There’s no funny-business or mathematical slight-of-hand here; by using this strategy, the bank is guaranteed to make a profit (at our expense, no less). Additionally, by repeating this process or scaling up the numbers involved, the bank is left with what is essentially a monetary printing press.

Thankfully (or sadly, if banking is your thing), this is not how this problem goes in the real world. The chink is this paradox’s armour was our initial assumption of what a fair price for the option would be. Now that we’ve seen the result of such a decision, it is clear that what may have seemed obviously true at first, was in fact incorrect.

What we failed to account for was the risk associated with the option. Rather than using the raw expected value of the option for our valuation, we should instead use a risk-adjusted version. When we follow this procedure, we see that the correct premium should have been $£5$, not $£10$. We can confirm this by modifying the balance sheets to use this figure, at which point, the bank’s easy profit evaporates.

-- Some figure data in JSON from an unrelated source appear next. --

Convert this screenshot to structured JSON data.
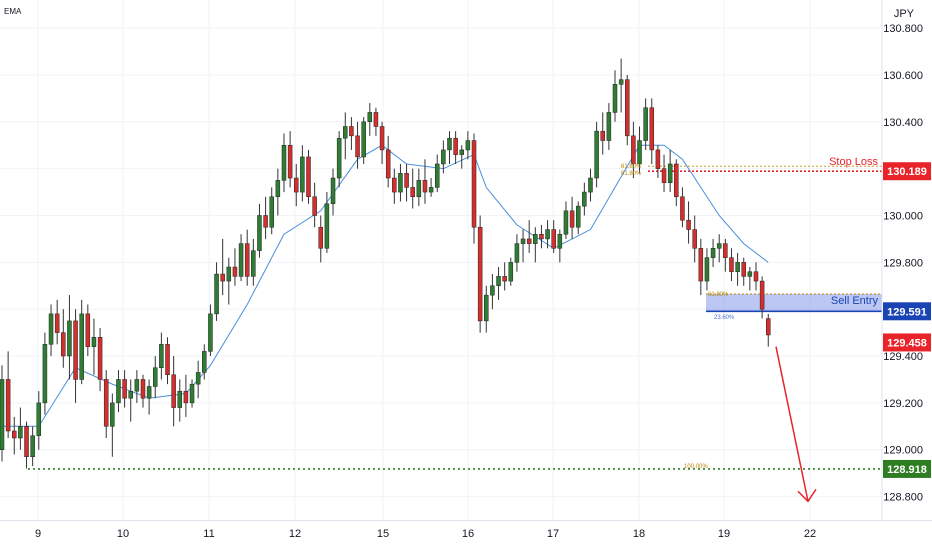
{
  "chart_data": {
    "type": "candlestick",
    "indicator_label": "EMA",
    "currency_label": "JPY",
    "y_axis": {
      "ylim": [
        128.7,
        130.92
      ],
      "ticks": [
        "130.800",
        "130.600",
        "130.400",
        "130.200",
        "130.000",
        "129.800",
        "129.600",
        "129.400",
        "129.200",
        "129.000",
        "128.800"
      ],
      "tick_values": [
        130.8,
        130.6,
        130.4,
        130.2,
        130.0,
        129.8,
        129.6,
        129.4,
        129.2,
        129.0,
        128.8
      ]
    },
    "x_axis": {
      "ticks": [
        "9",
        "10",
        "11",
        "12",
        "15",
        "16",
        "17",
        "18",
        "19",
        "22"
      ]
    },
    "price_labels": [
      {
        "text": "130.189",
        "value": 130.189,
        "color": "#e8242a"
      },
      {
        "text": "129.591",
        "value": 129.591,
        "color": "#1a44b3"
      },
      {
        "text": "129.458",
        "value": 129.458,
        "color": "#e8242a"
      },
      {
        "text": "128.918",
        "value": 128.918,
        "color": "#2f7d22"
      }
    ],
    "annotations": {
      "stop_loss": "Stop Loss",
      "sell_entry": "Sell Entry",
      "fib_stop_a": "61.80%",
      "fib_stop_b": "61.80%",
      "fib_entry_a": "61.80%",
      "fib_entry_b": "23.60%",
      "fib_target": "100.00%"
    },
    "colors": {
      "up": "#2e7d32",
      "down": "#d32f2f",
      "ema": "#4a90d9"
    },
    "candles": [
      [
        129.0,
        129.36,
        128.95,
        129.3
      ],
      [
        129.3,
        129.42,
        129.05,
        129.08
      ],
      [
        129.08,
        129.14,
        128.98,
        129.05
      ],
      [
        129.05,
        129.18,
        129.0,
        129.1
      ],
      [
        129.1,
        129.12,
        128.92,
        128.97
      ],
      [
        128.97,
        129.1,
        128.93,
        129.06
      ],
      [
        129.06,
        129.25,
        129.0,
        129.2
      ],
      [
        129.2,
        129.5,
        129.15,
        129.45
      ],
      [
        129.45,
        129.62,
        129.4,
        129.58
      ],
      [
        129.58,
        129.64,
        129.45,
        129.5
      ],
      [
        129.5,
        129.6,
        129.35,
        129.4
      ],
      [
        129.4,
        129.66,
        129.3,
        129.55
      ],
      [
        129.55,
        129.6,
        129.2,
        129.3
      ],
      [
        129.3,
        129.64,
        129.28,
        129.58
      ],
      [
        129.58,
        129.62,
        129.4,
        129.44
      ],
      [
        129.44,
        129.56,
        129.32,
        129.48
      ],
      [
        129.48,
        129.52,
        129.25,
        129.3
      ],
      [
        129.3,
        129.34,
        129.05,
        129.1
      ],
      [
        129.1,
        129.24,
        128.97,
        129.2
      ],
      [
        129.2,
        129.34,
        129.16,
        129.3
      ],
      [
        129.3,
        129.34,
        129.18,
        129.22
      ],
      [
        129.22,
        129.3,
        129.12,
        129.25
      ],
      [
        129.25,
        129.34,
        129.2,
        129.3
      ],
      [
        129.3,
        129.32,
        129.18,
        129.22
      ],
      [
        129.22,
        129.3,
        129.15,
        129.27
      ],
      [
        129.27,
        129.4,
        129.22,
        129.35
      ],
      [
        129.35,
        129.5,
        129.3,
        129.45
      ],
      [
        129.45,
        129.48,
        129.28,
        129.32
      ],
      [
        129.32,
        129.4,
        129.1,
        129.18
      ],
      [
        129.18,
        129.3,
        129.12,
        129.25
      ],
      [
        129.25,
        129.32,
        129.14,
        129.2
      ],
      [
        129.2,
        129.3,
        129.18,
        129.28
      ],
      [
        129.28,
        129.38,
        129.22,
        129.33
      ],
      [
        129.33,
        129.45,
        129.3,
        129.42
      ],
      [
        129.42,
        129.62,
        129.4,
        129.58
      ],
      [
        129.58,
        129.8,
        129.55,
        129.75
      ],
      [
        129.75,
        129.9,
        129.66,
        129.72
      ],
      [
        129.72,
        129.82,
        129.62,
        129.78
      ],
      [
        129.78,
        129.86,
        129.7,
        129.74
      ],
      [
        129.74,
        129.92,
        129.72,
        129.88
      ],
      [
        129.88,
        129.94,
        129.7,
        129.74
      ],
      [
        129.74,
        129.9,
        129.7,
        129.85
      ],
      [
        129.85,
        130.05,
        129.82,
        130.0
      ],
      [
        130.0,
        130.08,
        129.9,
        129.95
      ],
      [
        129.95,
        130.12,
        129.92,
        130.08
      ],
      [
        130.08,
        130.2,
        130.0,
        130.15
      ],
      [
        130.15,
        130.35,
        130.1,
        130.3
      ],
      [
        130.3,
        130.36,
        130.12,
        130.16
      ],
      [
        130.16,
        130.22,
        130.04,
        130.1
      ],
      [
        130.1,
        130.3,
        130.06,
        130.25
      ],
      [
        130.25,
        130.28,
        130.05,
        130.08
      ],
      [
        130.08,
        130.14,
        129.95,
        130.0
      ],
      [
        129.95,
        130.0,
        129.8,
        129.86
      ],
      [
        129.86,
        130.1,
        129.84,
        130.05
      ],
      [
        130.05,
        130.2,
        130.0,
        130.16
      ],
      [
        130.16,
        130.36,
        130.12,
        130.33
      ],
      [
        130.33,
        130.44,
        130.24,
        130.38
      ],
      [
        130.38,
        130.42,
        130.28,
        130.34
      ],
      [
        130.34,
        130.4,
        130.2,
        130.25
      ],
      [
        130.25,
        130.42,
        130.22,
        130.4
      ],
      [
        130.4,
        130.48,
        130.34,
        130.44
      ],
      [
        130.44,
        130.46,
        130.34,
        130.38
      ],
      [
        130.38,
        130.4,
        130.22,
        130.28
      ],
      [
        130.28,
        130.34,
        130.12,
        130.16
      ],
      [
        130.16,
        130.2,
        130.05,
        130.1
      ],
      [
        130.1,
        130.22,
        130.06,
        130.18
      ],
      [
        130.18,
        130.22,
        130.06,
        130.12
      ],
      [
        130.12,
        130.2,
        130.03,
        130.08
      ],
      [
        130.08,
        130.2,
        130.04,
        130.15
      ],
      [
        130.15,
        130.24,
        130.05,
        130.1
      ],
      [
        130.1,
        130.16,
        130.08,
        130.12
      ],
      [
        130.12,
        130.26,
        130.1,
        130.22
      ],
      [
        130.22,
        130.32,
        130.18,
        130.28
      ],
      [
        130.28,
        130.36,
        130.22,
        130.33
      ],
      [
        130.33,
        130.36,
        130.22,
        130.26
      ],
      [
        130.26,
        130.3,
        130.2,
        130.28
      ],
      [
        130.28,
        130.36,
        130.24,
        130.32
      ],
      [
        130.32,
        130.35,
        129.88,
        129.95
      ],
      [
        129.95,
        130.0,
        129.5,
        129.55
      ],
      [
        129.55,
        129.7,
        129.5,
        129.66
      ],
      [
        129.66,
        129.75,
        129.6,
        129.7
      ],
      [
        129.7,
        129.78,
        129.64,
        129.74
      ],
      [
        129.74,
        129.8,
        129.68,
        129.72
      ],
      [
        129.72,
        129.82,
        129.7,
        129.8
      ],
      [
        129.8,
        129.92,
        129.76,
        129.88
      ],
      [
        129.88,
        129.94,
        129.8,
        129.9
      ],
      [
        129.9,
        129.98,
        129.84,
        129.88
      ],
      [
        129.88,
        129.95,
        129.8,
        129.92
      ],
      [
        129.92,
        129.96,
        129.86,
        129.9
      ],
      [
        129.9,
        129.98,
        129.86,
        129.94
      ],
      [
        129.94,
        129.98,
        129.84,
        129.86
      ],
      [
        129.86,
        129.94,
        129.8,
        129.92
      ],
      [
        129.92,
        130.06,
        129.9,
        130.02
      ],
      [
        130.02,
        130.08,
        129.9,
        129.95
      ],
      [
        129.95,
        130.06,
        129.92,
        130.04
      ],
      [
        130.04,
        130.14,
        130.0,
        130.1
      ],
      [
        130.1,
        130.2,
        130.06,
        130.16
      ],
      [
        130.16,
        130.4,
        130.12,
        130.36
      ],
      [
        130.36,
        130.44,
        130.26,
        130.32
      ],
      [
        130.32,
        130.48,
        130.28,
        130.44
      ],
      [
        130.44,
        130.62,
        130.4,
        130.56
      ],
      [
        130.56,
        130.67,
        130.44,
        130.58
      ],
      [
        130.58,
        130.6,
        130.3,
        130.34
      ],
      [
        130.34,
        130.4,
        130.16,
        130.22
      ],
      [
        130.22,
        130.38,
        130.18,
        130.32
      ],
      [
        130.32,
        130.5,
        130.28,
        130.46
      ],
      [
        130.46,
        130.5,
        130.22,
        130.28
      ],
      [
        130.28,
        130.3,
        130.16,
        130.2
      ],
      [
        130.2,
        130.26,
        130.1,
        130.14
      ],
      [
        130.14,
        130.28,
        130.1,
        130.22
      ],
      [
        130.22,
        130.24,
        130.04,
        130.08
      ],
      [
        130.08,
        130.12,
        129.95,
        129.98
      ],
      [
        129.98,
        130.06,
        129.88,
        129.94
      ],
      [
        129.94,
        130.0,
        129.8,
        129.86
      ],
      [
        129.86,
        129.9,
        129.66,
        129.72
      ],
      [
        129.72,
        129.86,
        129.68,
        129.82
      ],
      [
        129.82,
        129.9,
        129.78,
        129.86
      ],
      [
        129.86,
        129.92,
        129.8,
        129.88
      ],
      [
        129.88,
        129.9,
        129.76,
        129.82
      ],
      [
        129.82,
        129.86,
        129.72,
        129.76
      ],
      [
        129.76,
        129.84,
        129.7,
        129.8
      ],
      [
        129.8,
        129.82,
        129.7,
        129.74
      ],
      [
        129.74,
        129.78,
        129.68,
        129.76
      ],
      [
        129.76,
        129.8,
        129.68,
        129.72
      ],
      [
        129.72,
        129.74,
        129.56,
        129.6
      ],
      [
        129.56,
        129.58,
        129.44,
        129.49
      ]
    ],
    "ema": [
      [
        0,
        129.1
      ],
      [
        6,
        129.1
      ],
      [
        12,
        129.35
      ],
      [
        18,
        129.28
      ],
      [
        24,
        129.22
      ],
      [
        30,
        129.24
      ],
      [
        34,
        129.36
      ],
      [
        40,
        129.62
      ],
      [
        46,
        129.92
      ],
      [
        52,
        130.02
      ],
      [
        58,
        130.24
      ],
      [
        62,
        130.3
      ],
      [
        66,
        130.22
      ],
      [
        72,
        130.2
      ],
      [
        77,
        130.26
      ],
      [
        79,
        130.12
      ],
      [
        84,
        129.96
      ],
      [
        90,
        129.86
      ],
      [
        96,
        129.94
      ],
      [
        100,
        130.12
      ],
      [
        104,
        130.3
      ],
      [
        108,
        130.3
      ],
      [
        111,
        130.24
      ],
      [
        114,
        130.12
      ],
      [
        117,
        130.0
      ],
      [
        121,
        129.88
      ],
      [
        125,
        129.8
      ]
    ],
    "trade_levels": {
      "stop_loss": 130.189,
      "stop_loss_upper": 130.21,
      "sell_zone_top": 129.665,
      "sell_zone_bottom": 129.591,
      "take_profit": 128.918
    },
    "projection": {
      "from": 129.44,
      "to": 128.78
    }
  }
}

We see in this case, that the reduced option price results in the bank requiring a slightly larger loan to equalise losses.

This additional loan repayment balances the sheet on the next day so that no profit is made in either scenario.

Closing Remarks

This paradox has been overly simplified, and in reality, the forces of supply and demand cut off most opportunity for arbitrage of this form. Nevertheless, the notion of arbitrage is used extensively in practice to price options. For example, in 1973, Fisher Black and Myron Scholes used the method of repeated portfolio replication alongside an arbitrage argument to determine the price of an option. They were awarded with a Nobel Prize for their work, but unfortunately Fischer Black passed away before the award was given.

I hope that this post has brought to light an interesting application of arbritage and inspired the reader to look further into the topic, especially with regard to its practical applications. Thank you for reading.